Para os alagoanos, a competição é desafiadora, porque é uma modalidade diferente, de meia quadra, um três contra três, explica o treinador do Sesi/AL, Pablo Lucini. “A expectativa é boa porque é um esporte novo. Não treinamos isso, mas nosso objetivo, hoje, é entrar na Confederação Brasileira de Basquetebol em Cadeira de Rodas (CBBC). Vamos levar o pessoal para pegar um ritmo de basquete”, disse ele, que espera ficar entre os quatro primeiros colocados.

Segundo o coordenador de Vida Saudável e Esportes do Sesi/AL, Eduardo Andrade, o torneio na Bahia é um aquecimento para os atletas do Programa Sesi Pessoas com Deficiência (PSPCD) neste início de temporada. “É importante reaquecer essa turma em competição e começar a mostrar eles no cenário nacional, eles voltarem a aparecer.

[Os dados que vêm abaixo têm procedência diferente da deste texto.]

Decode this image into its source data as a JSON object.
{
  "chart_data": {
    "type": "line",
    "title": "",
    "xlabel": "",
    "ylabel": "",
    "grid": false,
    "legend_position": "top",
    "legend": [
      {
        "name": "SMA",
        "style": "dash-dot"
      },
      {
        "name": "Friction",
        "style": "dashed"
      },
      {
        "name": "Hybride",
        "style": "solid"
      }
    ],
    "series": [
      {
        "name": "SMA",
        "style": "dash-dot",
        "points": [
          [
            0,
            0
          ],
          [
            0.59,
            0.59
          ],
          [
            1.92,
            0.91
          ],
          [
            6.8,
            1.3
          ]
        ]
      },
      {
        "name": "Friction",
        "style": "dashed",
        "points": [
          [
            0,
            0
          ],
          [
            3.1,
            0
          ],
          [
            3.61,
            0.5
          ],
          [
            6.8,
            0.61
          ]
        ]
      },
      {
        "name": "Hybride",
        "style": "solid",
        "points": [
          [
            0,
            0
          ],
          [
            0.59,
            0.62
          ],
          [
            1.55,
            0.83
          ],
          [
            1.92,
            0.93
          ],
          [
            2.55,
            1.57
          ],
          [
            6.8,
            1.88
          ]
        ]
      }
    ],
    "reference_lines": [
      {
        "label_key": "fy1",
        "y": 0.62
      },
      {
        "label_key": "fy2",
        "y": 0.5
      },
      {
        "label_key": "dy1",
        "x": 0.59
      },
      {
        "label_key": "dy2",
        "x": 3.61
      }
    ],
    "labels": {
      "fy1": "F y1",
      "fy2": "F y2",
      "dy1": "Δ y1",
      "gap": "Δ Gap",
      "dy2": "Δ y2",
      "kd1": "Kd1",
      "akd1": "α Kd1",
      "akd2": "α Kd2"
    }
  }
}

Neste ano, vão competir mais”, disse Eduardo, ao adiantar que já existe convite para jogar no exterior.

Otimista

Viajar, competir, representar Alagoas e o Sesi e ainda ir em busca de um bom resultado. Para Carlos Nascimento, os objetivos vêm sendo alcançados. A meta, agora, mais ambiciosa. “Um resultado positivo para o nosso Estado, de ser campeão, de poder lutar pelo título. A  gente sabe que os obstáculos surgem, dificuldades vão surgir mas estamos prontos para passar por cima desses obstáculos”, crava.

Os colegas também estão motivados, como Gláucio Alagoano, de 41 anos, que começou no basquete em cadeira de rodas em 2007 encorajado por um amigo. “Nós estamos focados nessa competição, estamos treinando. Espero que, se Deus quiser, nós façamos um bom campeonato”, disse.

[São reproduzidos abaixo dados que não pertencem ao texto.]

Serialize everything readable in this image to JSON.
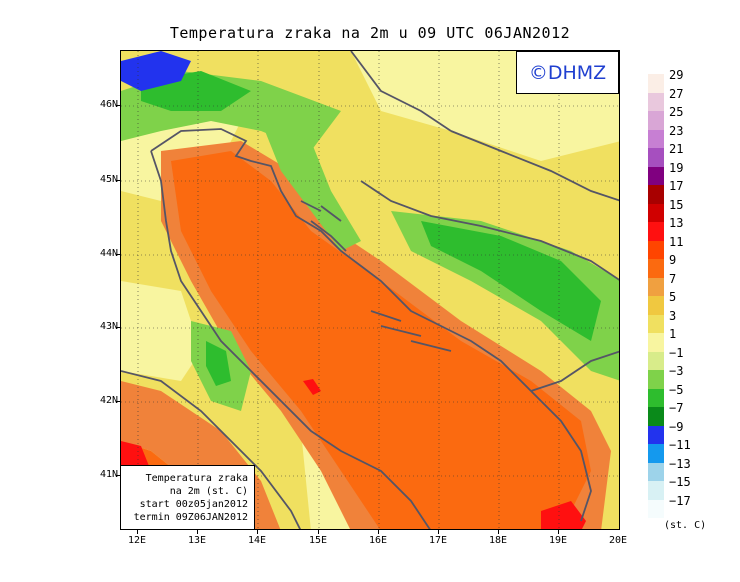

Cícero Lima tem 11 anos de basquete no Sesi. Ele considera a equipe uma segunda família. Segundo ele, é bom para aliviar o estresse e para a saúde. É isso que o deixa otimistas para a competição. “Se não fosse o basquete eu acho que estaria em casa, sem fazer nada, e aqui é tudo de bom para a gente. Espero que a gente faça um bom campeonato e traga um bom resultado”, declara.

A viagem para a competição é uma parceria do Sesi com a Secretaria de Estado da Mulher e dos Direitos Humanos (Semudh). O campeonato é promovido pelo Governo da Bahia e Liga Nordeste de Basquete, com o apoio da CBBC.